Ai-da, the creation of Oxford-based gallery owner Aidan Meller, was held at the border last week by agents who feared her robotics may have been covert spy tools.
Mr Meller had been intending to take her to an art show in Cario which opens today where Ai-da is due to exhibit her works – but instead sparked a minor diplomatic incident that ended up embroiling the British ambassador.
Ai-da, who is named after 19th century scientist and mathematician Ada Lovelace, was eventually released late Wednesday – just hours before the exhibition started.
The British Embassy in Cairo disclosed Ai-da’s release to The Guardian on Wednesday evening, saying diplomats are ‘glad’ the issue has been resolved.
Speaking just ahead of the robot’s release, Mr Meller had said: ‘The British ambassador has been working through the night to get Ai-Da released.
‘We’re right up to the wire now.
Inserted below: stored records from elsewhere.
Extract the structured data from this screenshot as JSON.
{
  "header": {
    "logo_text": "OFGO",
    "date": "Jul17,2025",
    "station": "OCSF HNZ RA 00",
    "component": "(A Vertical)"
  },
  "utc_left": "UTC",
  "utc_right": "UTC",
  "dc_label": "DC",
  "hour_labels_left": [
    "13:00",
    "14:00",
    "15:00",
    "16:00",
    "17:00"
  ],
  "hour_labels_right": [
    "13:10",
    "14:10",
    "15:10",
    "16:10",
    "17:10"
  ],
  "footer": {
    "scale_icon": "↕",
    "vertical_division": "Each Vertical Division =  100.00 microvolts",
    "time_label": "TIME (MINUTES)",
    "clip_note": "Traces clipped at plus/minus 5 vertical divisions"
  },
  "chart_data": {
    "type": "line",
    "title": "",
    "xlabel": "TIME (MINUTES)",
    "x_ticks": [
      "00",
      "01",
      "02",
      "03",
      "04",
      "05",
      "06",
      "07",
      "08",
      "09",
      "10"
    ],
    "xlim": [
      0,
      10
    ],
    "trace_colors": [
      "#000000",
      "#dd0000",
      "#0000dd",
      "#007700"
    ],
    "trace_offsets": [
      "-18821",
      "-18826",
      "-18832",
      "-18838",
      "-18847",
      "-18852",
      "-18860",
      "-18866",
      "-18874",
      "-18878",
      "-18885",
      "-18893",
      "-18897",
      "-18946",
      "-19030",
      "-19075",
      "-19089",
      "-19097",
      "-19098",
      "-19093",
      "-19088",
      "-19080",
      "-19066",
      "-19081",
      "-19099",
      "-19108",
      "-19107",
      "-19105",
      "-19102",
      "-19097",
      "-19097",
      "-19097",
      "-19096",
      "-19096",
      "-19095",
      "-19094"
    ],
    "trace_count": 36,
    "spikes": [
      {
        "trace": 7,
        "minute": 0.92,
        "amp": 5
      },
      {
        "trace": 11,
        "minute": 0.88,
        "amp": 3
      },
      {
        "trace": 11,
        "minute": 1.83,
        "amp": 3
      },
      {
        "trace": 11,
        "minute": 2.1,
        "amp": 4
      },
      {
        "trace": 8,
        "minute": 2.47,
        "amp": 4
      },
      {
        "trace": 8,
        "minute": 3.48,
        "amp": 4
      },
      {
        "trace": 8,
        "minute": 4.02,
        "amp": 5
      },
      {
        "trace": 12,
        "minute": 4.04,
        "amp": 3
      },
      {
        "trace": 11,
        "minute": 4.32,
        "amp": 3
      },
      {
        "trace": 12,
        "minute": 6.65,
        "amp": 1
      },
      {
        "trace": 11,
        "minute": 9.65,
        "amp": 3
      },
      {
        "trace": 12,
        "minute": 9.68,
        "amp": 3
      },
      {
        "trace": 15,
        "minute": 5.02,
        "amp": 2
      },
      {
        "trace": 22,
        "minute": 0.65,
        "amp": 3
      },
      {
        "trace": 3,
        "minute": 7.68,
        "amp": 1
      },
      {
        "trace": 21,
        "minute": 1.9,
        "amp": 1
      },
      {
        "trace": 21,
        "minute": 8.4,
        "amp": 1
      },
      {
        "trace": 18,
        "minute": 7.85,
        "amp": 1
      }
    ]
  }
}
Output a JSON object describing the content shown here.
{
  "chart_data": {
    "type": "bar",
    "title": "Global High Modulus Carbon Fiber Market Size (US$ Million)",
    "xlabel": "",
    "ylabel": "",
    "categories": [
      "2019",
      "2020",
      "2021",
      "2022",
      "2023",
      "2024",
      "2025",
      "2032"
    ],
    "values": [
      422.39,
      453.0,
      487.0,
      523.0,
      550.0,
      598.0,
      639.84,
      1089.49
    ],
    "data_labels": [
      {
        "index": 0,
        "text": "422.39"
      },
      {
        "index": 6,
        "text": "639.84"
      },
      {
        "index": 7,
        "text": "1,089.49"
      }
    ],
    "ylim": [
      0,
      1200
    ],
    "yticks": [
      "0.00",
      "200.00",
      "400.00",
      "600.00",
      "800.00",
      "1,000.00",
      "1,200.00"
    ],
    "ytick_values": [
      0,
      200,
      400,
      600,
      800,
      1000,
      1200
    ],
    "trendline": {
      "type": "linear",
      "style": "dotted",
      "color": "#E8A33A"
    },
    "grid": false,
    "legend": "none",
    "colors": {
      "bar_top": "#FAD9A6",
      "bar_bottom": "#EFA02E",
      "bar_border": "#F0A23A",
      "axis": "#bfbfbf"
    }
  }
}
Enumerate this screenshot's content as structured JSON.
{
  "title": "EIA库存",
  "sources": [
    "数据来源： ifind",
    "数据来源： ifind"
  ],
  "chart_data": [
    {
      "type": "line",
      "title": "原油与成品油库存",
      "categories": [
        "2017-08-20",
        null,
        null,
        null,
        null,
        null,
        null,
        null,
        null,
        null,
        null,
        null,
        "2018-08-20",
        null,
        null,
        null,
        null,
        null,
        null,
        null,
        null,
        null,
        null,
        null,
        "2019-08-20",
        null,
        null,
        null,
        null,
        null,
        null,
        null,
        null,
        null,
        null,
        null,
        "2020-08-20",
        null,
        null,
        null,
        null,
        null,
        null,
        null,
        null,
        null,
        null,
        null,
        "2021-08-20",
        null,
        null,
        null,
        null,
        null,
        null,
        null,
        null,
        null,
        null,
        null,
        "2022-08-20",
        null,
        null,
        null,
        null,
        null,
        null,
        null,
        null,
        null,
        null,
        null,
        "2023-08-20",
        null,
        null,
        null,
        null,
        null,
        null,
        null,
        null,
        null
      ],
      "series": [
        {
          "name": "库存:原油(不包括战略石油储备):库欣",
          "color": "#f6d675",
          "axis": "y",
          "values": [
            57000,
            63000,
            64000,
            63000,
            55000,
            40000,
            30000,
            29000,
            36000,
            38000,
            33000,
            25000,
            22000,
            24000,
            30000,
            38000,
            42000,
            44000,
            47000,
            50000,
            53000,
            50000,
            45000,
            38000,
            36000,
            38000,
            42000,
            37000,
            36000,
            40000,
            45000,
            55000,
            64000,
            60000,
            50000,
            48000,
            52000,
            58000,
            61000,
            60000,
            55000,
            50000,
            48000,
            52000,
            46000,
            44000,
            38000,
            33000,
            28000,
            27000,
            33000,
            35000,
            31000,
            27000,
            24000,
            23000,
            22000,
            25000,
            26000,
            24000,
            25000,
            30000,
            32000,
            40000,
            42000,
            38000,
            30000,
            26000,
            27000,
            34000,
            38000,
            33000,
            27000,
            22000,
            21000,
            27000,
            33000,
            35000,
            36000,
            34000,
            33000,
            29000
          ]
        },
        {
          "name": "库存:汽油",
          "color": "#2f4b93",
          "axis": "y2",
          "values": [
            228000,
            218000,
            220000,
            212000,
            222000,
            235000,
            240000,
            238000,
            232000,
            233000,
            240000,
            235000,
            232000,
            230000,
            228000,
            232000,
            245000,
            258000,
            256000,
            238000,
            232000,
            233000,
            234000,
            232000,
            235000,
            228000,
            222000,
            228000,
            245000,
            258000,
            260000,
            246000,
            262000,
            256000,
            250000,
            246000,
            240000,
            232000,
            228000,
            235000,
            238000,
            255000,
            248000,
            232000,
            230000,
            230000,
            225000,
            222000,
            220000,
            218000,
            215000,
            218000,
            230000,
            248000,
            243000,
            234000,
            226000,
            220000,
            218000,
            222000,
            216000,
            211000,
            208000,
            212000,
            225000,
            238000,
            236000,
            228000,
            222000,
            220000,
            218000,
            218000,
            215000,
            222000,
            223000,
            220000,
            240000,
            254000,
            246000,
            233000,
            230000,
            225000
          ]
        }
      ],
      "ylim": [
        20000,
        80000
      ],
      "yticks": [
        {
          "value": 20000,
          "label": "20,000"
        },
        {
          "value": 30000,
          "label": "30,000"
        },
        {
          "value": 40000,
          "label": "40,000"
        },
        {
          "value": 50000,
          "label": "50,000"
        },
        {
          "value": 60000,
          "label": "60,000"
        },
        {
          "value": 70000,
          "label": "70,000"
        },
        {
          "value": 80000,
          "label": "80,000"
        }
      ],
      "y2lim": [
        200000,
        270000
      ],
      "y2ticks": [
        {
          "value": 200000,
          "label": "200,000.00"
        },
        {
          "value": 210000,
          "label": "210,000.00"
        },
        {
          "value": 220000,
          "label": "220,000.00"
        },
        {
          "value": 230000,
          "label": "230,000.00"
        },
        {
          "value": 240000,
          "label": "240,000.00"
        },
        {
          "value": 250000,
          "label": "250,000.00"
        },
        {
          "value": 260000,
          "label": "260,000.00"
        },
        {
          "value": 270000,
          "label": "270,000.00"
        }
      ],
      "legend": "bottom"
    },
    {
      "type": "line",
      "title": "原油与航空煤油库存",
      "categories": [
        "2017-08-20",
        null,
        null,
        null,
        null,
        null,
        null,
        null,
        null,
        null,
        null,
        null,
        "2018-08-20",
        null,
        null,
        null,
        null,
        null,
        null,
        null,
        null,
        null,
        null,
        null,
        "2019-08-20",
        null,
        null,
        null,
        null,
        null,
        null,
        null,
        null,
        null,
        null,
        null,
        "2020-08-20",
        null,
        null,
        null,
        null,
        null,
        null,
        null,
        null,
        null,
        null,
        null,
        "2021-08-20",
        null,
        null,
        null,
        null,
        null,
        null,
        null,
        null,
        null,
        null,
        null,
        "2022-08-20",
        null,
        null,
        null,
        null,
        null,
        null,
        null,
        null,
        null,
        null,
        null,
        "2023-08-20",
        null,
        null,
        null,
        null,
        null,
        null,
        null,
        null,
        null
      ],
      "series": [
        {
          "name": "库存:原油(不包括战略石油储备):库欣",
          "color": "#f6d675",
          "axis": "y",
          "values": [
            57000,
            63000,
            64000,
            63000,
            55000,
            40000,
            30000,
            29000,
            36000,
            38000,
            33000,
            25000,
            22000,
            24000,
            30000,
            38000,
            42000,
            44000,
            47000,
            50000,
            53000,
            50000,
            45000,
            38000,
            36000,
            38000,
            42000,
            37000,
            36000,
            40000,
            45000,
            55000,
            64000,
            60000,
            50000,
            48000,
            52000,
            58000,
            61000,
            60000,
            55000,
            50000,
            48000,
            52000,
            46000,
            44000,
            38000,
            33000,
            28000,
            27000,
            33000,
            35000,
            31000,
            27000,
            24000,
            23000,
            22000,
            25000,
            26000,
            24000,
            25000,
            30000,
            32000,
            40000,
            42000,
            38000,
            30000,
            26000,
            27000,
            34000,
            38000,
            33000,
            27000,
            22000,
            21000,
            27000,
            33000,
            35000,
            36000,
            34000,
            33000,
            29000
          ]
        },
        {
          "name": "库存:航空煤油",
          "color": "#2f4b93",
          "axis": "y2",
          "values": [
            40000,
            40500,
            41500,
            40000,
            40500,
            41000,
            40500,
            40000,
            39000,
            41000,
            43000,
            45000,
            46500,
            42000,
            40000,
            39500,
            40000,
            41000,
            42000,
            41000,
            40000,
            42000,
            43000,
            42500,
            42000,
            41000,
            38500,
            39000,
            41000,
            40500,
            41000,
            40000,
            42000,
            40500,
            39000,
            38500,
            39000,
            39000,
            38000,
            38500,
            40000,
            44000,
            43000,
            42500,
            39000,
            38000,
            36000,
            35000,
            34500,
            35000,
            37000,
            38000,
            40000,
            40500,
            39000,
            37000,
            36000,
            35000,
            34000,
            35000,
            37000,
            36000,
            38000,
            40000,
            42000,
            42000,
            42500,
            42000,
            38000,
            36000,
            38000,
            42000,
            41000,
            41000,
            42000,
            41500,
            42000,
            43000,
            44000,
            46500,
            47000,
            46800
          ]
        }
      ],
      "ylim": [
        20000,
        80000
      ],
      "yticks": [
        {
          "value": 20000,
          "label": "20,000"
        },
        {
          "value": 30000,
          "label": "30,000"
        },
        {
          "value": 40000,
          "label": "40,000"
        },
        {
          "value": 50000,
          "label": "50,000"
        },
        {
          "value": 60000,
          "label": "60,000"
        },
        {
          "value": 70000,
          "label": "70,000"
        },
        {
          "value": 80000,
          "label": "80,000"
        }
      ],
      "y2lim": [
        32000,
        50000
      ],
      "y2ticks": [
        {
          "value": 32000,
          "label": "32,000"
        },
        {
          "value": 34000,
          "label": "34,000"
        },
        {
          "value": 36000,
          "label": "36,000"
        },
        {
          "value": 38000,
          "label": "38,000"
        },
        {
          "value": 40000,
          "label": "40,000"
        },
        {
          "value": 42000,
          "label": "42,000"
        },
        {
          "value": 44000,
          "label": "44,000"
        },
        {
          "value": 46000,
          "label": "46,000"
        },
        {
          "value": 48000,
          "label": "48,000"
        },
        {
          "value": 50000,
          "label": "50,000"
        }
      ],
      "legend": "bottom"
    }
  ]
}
It’s really stressful.’
Mr Meller said that Ai-da had originally been detained by guards who were suspicious of her modem, a device which connects her to the internet.
He offered to remove it, but then guards raised issues with cameras mounted in her eyes which are essential to her ability to paint.
‘I can’t really gouge her eyes out,’ he said.
Following the robot’s release, Ai-da and Mr Meller entered Egypt just hours before the exhibition opened and are still due to appear.
The show, called Forever is Now, runs from October 21 until November 7 and is being hosted by Art D’Egypte.
Ai-da is due to exhibit a huge sculpture she made of herself with three legs, which is a play on the ancient riddle of the Sphinx – ‘What goes on four feet in the morning, two feet at noon, and three feet in the evening?’
The answer is ‘a human’, referring to toddlers who crawl, adults who walk upright, and elderly people who use a stick to support themselves.
Mr Meller said that, with developments in AI and robotics, humans are still trying to achieve eternal life in the same way the Egyptians did with mummification and strong belief in the afterlife.
Created by engineers in Leeds two years ago, Ai-Da’s robotic hand calculates a virtual path based on what it sees in front of it and interprets coordinates to create a work of art.
She is said to be the world’s first ultra-realistic robot capable of drawing people from life.
And her paintings have caused a stir with exhibitions at the V&A, the London Design Festival, the Design Museum and Tate Modern.
Speaking about the exhibition, Mr Meller said: ‘It is the first time in 4,000 years that contemporary art has been allowed so close to the pyramids.
‘We put in eye-watering amounts of time and energy to create the innovations for Ai-Da to put her hands in clay to enable her to create a huge sculpture.’
Mr Meller, who owns an art gallery in Oxford, added: ‘She is very much a machine. She is switched off.
‘But I hope they [the guards] don’t knock her. She is the most sophisticated ultra-realistic robot in the world.’
He thanked the British embassy in Cairo for ‘the amazing work they are putting in to get Ai-Da released’.
Nadine Abdel Ghaffar, founder of Art D’Egypt, which has organised the exhibition, said: ‘The pyramids have a long, illustrious history that has fascinated and inspired artists from all over the world.
‘I’m thrilled to share what will be an unforgettable encounter with the union of art, history and heritage.’